Au cours des 30 dernières années, une zone fluviale située entre Arnhem, Nimègue et la frontière allemande a complètement changé d'apparence et de fonctions. Le Gelderse Poort était autrefois une plaine inondable agricole, mais il s'étend aujourd'hui sur plus de 5 500 hectares de zones humides, de prairies, de cours d'eau et de forêts reliées entre elles.
Ce changement a un objectif : donner plus d'espace à la rivière pour réduire les risques d'inondation et ainsi pouvoir récupérer la biodiversité. Pour le réaliser, une étude a été réalisée, publiée par Tim de Kruiff de l'Université de Copenhague et Cecilia Fraccaroli, de l'Institut forestier européen, de l'Institut néerlandais d'écologie et de l'Université de Wageningen.
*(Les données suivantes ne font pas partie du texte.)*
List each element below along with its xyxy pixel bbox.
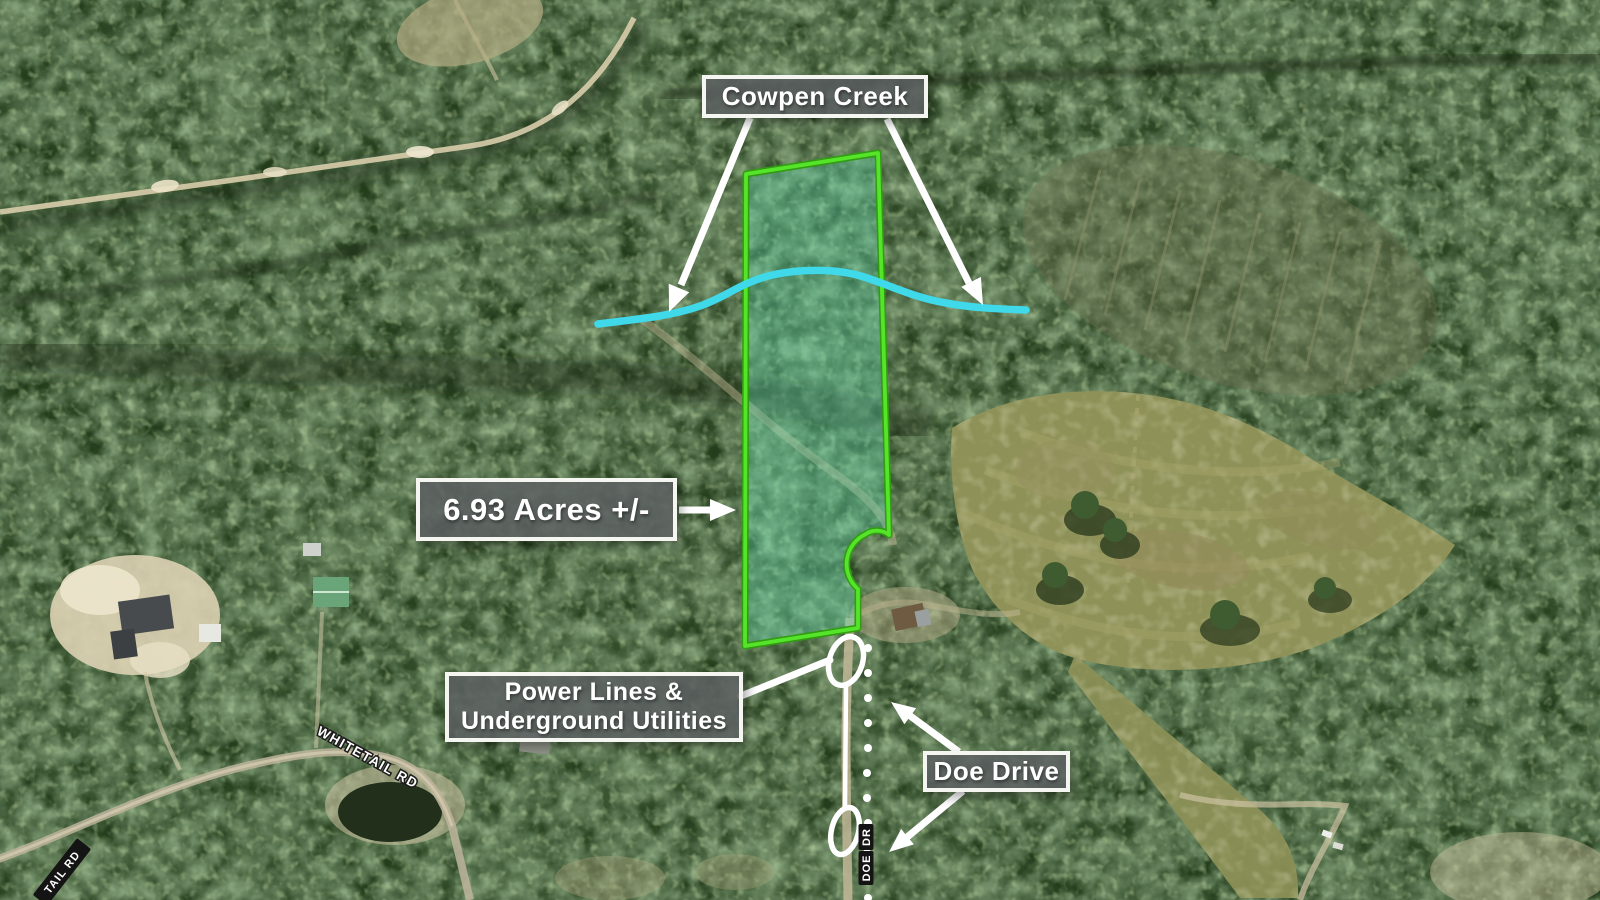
utilities-label-line1: Power Lines &: [505, 678, 684, 707]
utility-pole-line: [845, 686, 846, 807]
road-label-doe-dr: DR DOE: [859, 824, 874, 885]
doe-drive-label-text: Doe Drive: [934, 757, 1060, 787]
acreage-label: 6.93 Acres +/-: [416, 478, 677, 541]
house-dark-roof: [118, 595, 174, 636]
doe-dr-chip-text: DR: [861, 828, 873, 846]
utilities-label: Power Lines & Underground Utilities: [445, 672, 743, 742]
small-shed: [303, 543, 321, 556]
aerial-map-canvas: WHITETAIL RD TAIL RD DR DOE: [0, 0, 1600, 900]
creek-label: Cowpen Creek: [702, 75, 928, 118]
doe-drive-label: Doe Drive: [923, 751, 1070, 792]
white-shed: [199, 624, 221, 642]
utilities-label-line2: Underground Utilities: [461, 707, 727, 736]
doe-chip-text: DOE: [861, 855, 873, 882]
creek-label-text: Cowpen Creek: [722, 82, 909, 112]
acreage-label-text: 6.93 Acres +/-: [443, 492, 650, 528]
aerial-property-map: WHITETAIL RD TAIL RD DR DOE Cowpen Creek…: [0, 0, 1600, 900]
house-outbuilding: [110, 628, 138, 659]
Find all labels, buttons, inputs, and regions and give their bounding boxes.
Une rivière avec plus d'espace
Une plaine alluviale est un terrain plat situé à côté des rivières et qui peut être recouvert d'eau en raison de fortes pluies qui augmentent le débit. À la fin des années 1980, des processus de renaturation ont commencé à Gelderse Poort, avec trois hectares à Millingerwaard, pour libérer de l'espace pour d'éventuelles inondations, sédiments et graines.
En 1993 et 1995, des inondations ont obligé à accélérer le changement, qui a été inclus dans le programme Room for the River. Ce qui a été fait, c'est de reconnecter la rivière avec des terres capables de recevoir de l'eau et de changer les saisons, alors que l'habitude dans ces cas est de placer des barrages plus hauts.
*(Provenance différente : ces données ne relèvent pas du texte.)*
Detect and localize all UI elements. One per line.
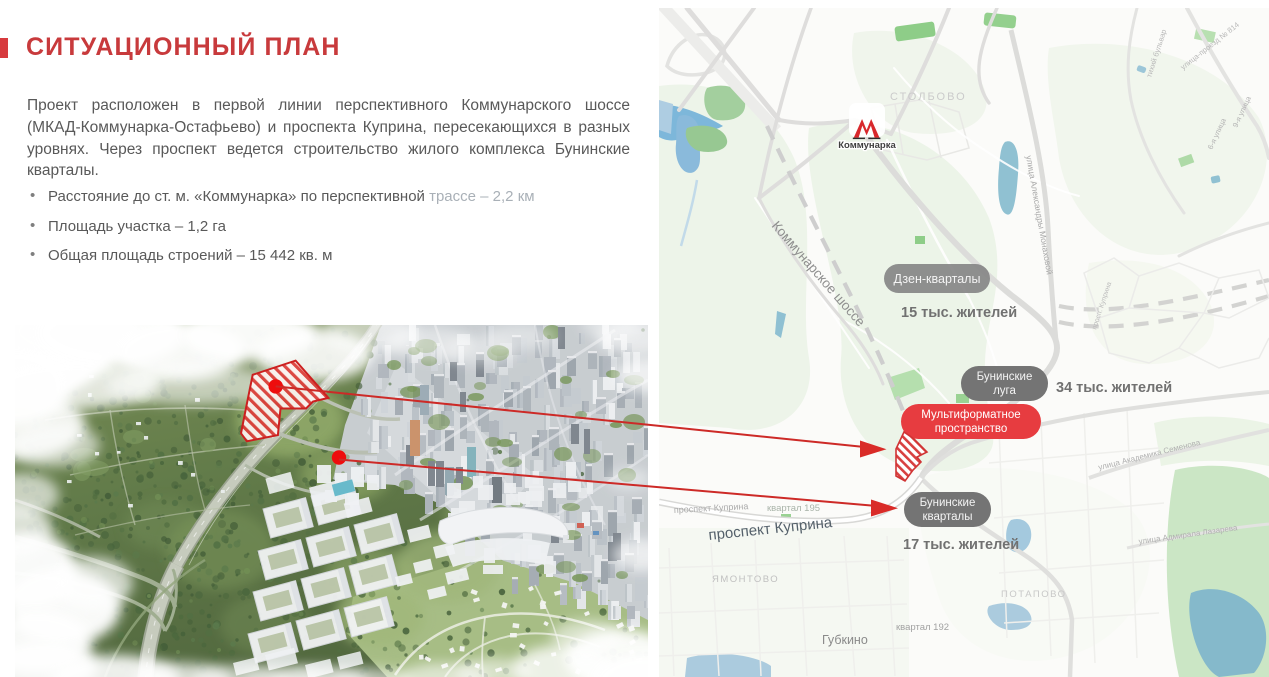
- svg-text:34 тыс. жителей: 34 тыс. жителей: [1056, 380, 1172, 396]
- svg-text:пространство: пространство: [935, 423, 1008, 435]
- svg-text:квартал 195: квартал 195: [767, 503, 820, 514]
- svg-text:квартал 192: квартал 192: [896, 622, 949, 633]
- svg-text:Бунинские: Бунинские: [977, 371, 1033, 383]
- svg-text:Бунинские: Бунинские: [920, 497, 976, 509]
- svg-text:луга: луга: [993, 385, 1016, 397]
- svg-text:кварталы: кварталы: [922, 511, 972, 523]
- svg-text:ПОТАПОВО: ПОТАПОВО: [1001, 589, 1067, 600]
- svg-text:Коммунарка: Коммунарка: [838, 140, 896, 151]
- svg-text:15 тыс. жителей: 15 тыс. жителей: [901, 305, 1017, 321]
- svg-text:Губкино: Губкино: [822, 633, 868, 647]
- svg-text:ЯМОНТОВО: ЯМОНТОВО: [712, 574, 779, 585]
- svg-text:Дзен-кварталы: Дзен-кварталы: [894, 272, 981, 286]
- svg-text:СТОЛБОВО: СТОЛБОВО: [890, 91, 967, 103]
- svg-text:17 тыс. жителей: 17 тыс. жителей: [903, 537, 1019, 553]
- svg-text:Мультиформатное: Мультиформатное: [921, 409, 1020, 421]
Comment la terre a été transformée
Le travail était bien plus que la plantation d'une forêt uniforme, des canaux ont été ouverts sur les rives de la rivière, des plaines ont été abaissées, des barrières ont été supprimées et de l'argile et du sable ont été enlevés, ce qui a facilité la création de zones basses et de zones humides.
Les clôtures ont également été supprimées et les chevaux Konik et les bovins Galloway ont pu accéder au pâturage, ce qui contribue à l'entretien des prairies, des roselières, des lagons, des dunes fluviales et des forêts riveraines.
Le changement a porté ses fruits au fil des années, en 2022, 6 200 espèces ont été recensées, dont le retour des loutres, des castors et des spatules, et le pygargue à queue blanche se reproduit déjà à Millingerwaard selon ARK Rewilding Nederland.
Nature et sécurité
Dans la zone où ce projet a été réalisé, la restauration a réduit le niveau d'eau maximum à dix centimètres et pourrait permettre d'économiser environ 29,2 millions d'euros en renforcement des digues entre 2015 et 2075 selon une analyse réalisée sur le terrain.
Mais maintenant, le problème est que les forêts, plus denses, et les dunes fluviales, pourraient arrêter l’eau. Ainsi, pour éviter cela, des canaux secondaires ont été activés et élargis et les conditions d'écoulement requises pour chaque écosystème sont étudiées.
Kris van den Berg et VF Bense ont rédigé un rapport contenant les besoins écologiques et les lignes directrices pertinentes pour la conception de la rivière. La végétation et la sécurité doivent être constamment revues.
La leçon pour les autres rivières
Le projet de Gelderse Poort ne peut pas être simplement copié sur d'autres sites. Étendre ce mécanisme signifierait augmenter considérablement le budget, et le placer de l'autre côté de la frontière pourrait générer des conflits. D’un autre côté, le changement climatique nous oblige à prendre en compte les inondations, les sécheresses et la biodiversité. Mais ce que nous retenons de tout cela, c’est que si une rivière dispose d’un espace et est gérée avec des limites claires, elle peut devenir une infrastructure de sécurité et un écosystème vivant.
L'étude a été publiée dans Ambiance.





0 réponse à “Pendant des siècles, la Hollande a fermé le Rhin avec des digues ; 30 ans après avoir inversé cette stratégie, plus de 5 500 hectares d'anciennes fermes sont désormais un paysage sauvage où réapparaissent loutres, castors et aigles de mer.”